The average age at acquisition is 13.5 years
IBM buys established, profitable companies that have a lot of traction. These companies don’t look like they were “built to flip”. There is a very real, proven demand for the products or services.
60% are from the US. Of those 29, 8 are from Massachusetts and 8 are from Silicon Valley.
It’s not surprising that Silicon Valley is well represented, but the Bay Area hardly has a monopoly. Only 17% of all companies acquired since 2008 were from the Valley.
Massachusetts is home to MIT, Harvard and about 100 smaller schools. And local VC’s have a reputation for funding companies selling to big business.
Of the “rest of the world” group, Israel is well represented. Haifa is known as a tech engine and IBM has a large research presence at the University of Haifa.
In the next 20 years expect to see acquisitions from BRIC nations. India and China are producing very high numbers of engineering students with graduate degrees. The oft repeated argument that “they aren’t as innovative as us” is going to look pretty silly by 2030. The biggest reason we haven’t seen any BRIC acquisitions so far is because of the long incubation time mentioned above. Many of the companies in emerging markets that IBM will acquire have likely already been founded.
This post wouldn’t be complete without mentioning Austin. Since 2008 IBM’s only Austin acquisition was the 2009 purchase of Lombardi Software. Former Lombardi CEO Rod Favaron is now at Spredfast, a company worth mentioning because a) they do social for enterprise and b) they gave me a T-shirt. Note that both companies came out of ATI, a UT partnership with the private sector.
And long before Lombardi there was the huge Tivoli merger in 1996. If you have the opportunity to see Frank Moss (former Tivoli CEO) speak, you should take it. He’s an interesting dude. And, strangely enough, he began his career working for IBM Research in Haifa.
The Bottom Line
IBM likes to acquire established enterprise software firms that have been in business for over a decade. Their cities of origin are geographically diverse, but many are characterized by high availability of venture capital and a strong history of academic interaction with the private sector.

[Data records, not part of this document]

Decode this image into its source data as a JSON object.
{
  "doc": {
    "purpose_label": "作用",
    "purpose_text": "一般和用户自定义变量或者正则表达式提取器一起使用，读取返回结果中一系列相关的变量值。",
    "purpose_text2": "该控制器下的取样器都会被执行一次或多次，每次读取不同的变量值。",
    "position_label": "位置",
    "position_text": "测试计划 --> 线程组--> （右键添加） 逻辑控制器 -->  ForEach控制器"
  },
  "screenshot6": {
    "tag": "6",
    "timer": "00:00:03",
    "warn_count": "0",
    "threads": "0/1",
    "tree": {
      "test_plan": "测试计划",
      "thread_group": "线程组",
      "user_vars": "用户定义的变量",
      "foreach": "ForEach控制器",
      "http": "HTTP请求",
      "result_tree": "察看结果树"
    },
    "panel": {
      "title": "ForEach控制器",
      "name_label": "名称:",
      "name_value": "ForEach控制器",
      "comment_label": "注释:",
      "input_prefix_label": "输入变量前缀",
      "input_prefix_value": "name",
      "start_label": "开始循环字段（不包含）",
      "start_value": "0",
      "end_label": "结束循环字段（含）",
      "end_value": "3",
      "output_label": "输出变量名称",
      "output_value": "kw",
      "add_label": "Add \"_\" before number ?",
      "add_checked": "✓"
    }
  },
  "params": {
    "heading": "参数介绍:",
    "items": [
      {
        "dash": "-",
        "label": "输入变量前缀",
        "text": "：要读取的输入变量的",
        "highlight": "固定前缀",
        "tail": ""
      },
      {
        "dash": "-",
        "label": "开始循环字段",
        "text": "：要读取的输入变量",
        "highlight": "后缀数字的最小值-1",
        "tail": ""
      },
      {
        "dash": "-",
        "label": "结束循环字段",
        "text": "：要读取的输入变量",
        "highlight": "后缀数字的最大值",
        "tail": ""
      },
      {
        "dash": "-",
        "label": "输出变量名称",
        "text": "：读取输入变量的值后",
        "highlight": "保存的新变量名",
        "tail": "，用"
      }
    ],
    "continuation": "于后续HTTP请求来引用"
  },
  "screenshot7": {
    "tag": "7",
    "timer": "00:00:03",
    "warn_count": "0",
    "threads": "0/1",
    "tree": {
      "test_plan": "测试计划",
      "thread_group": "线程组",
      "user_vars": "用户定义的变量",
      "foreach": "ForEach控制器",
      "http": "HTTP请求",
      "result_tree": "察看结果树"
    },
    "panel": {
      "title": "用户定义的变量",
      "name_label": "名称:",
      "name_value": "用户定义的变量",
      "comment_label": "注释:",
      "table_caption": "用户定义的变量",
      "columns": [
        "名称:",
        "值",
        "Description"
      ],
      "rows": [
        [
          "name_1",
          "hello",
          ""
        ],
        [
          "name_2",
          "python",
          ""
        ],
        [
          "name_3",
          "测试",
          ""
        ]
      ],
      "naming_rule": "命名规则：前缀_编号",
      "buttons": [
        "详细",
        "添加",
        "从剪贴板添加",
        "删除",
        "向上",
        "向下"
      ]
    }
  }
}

You may be able to glean some insight of your own from the Google Doc spreadsheet with all the data:
Cringely just wrapped up a series of posts announcing the imminent downfall of IBM, due in part to its inability to deliver on service agreements. I expect software revenue will continue to grow and mitigate failures of global services. Cringely is pessimistic about all the software buys and doesn’t believe that IBM can turn new software products into billion dollar business. I disagree. The companies that IBM bought were profitable. There are enough smart people  at IBM to figure out how to assemble halfway decent software products into coherent packages that can be sold by a proven sales force.
Update 3/23/2013: @miquelcamps has done some analysis of Crunchbase acquisition data. IBM is listed as the 4th largest acquirer behind Cisco, Microsoft, and Google.
 Most of data in this post comes from Crunchbase and Wikipedia.
 Mixpanel appears to be doing this. And Palantir claims to bring Silicon Valley level software to government.
 I just wrapped up a 2 year internship in IBM’s developerWorks.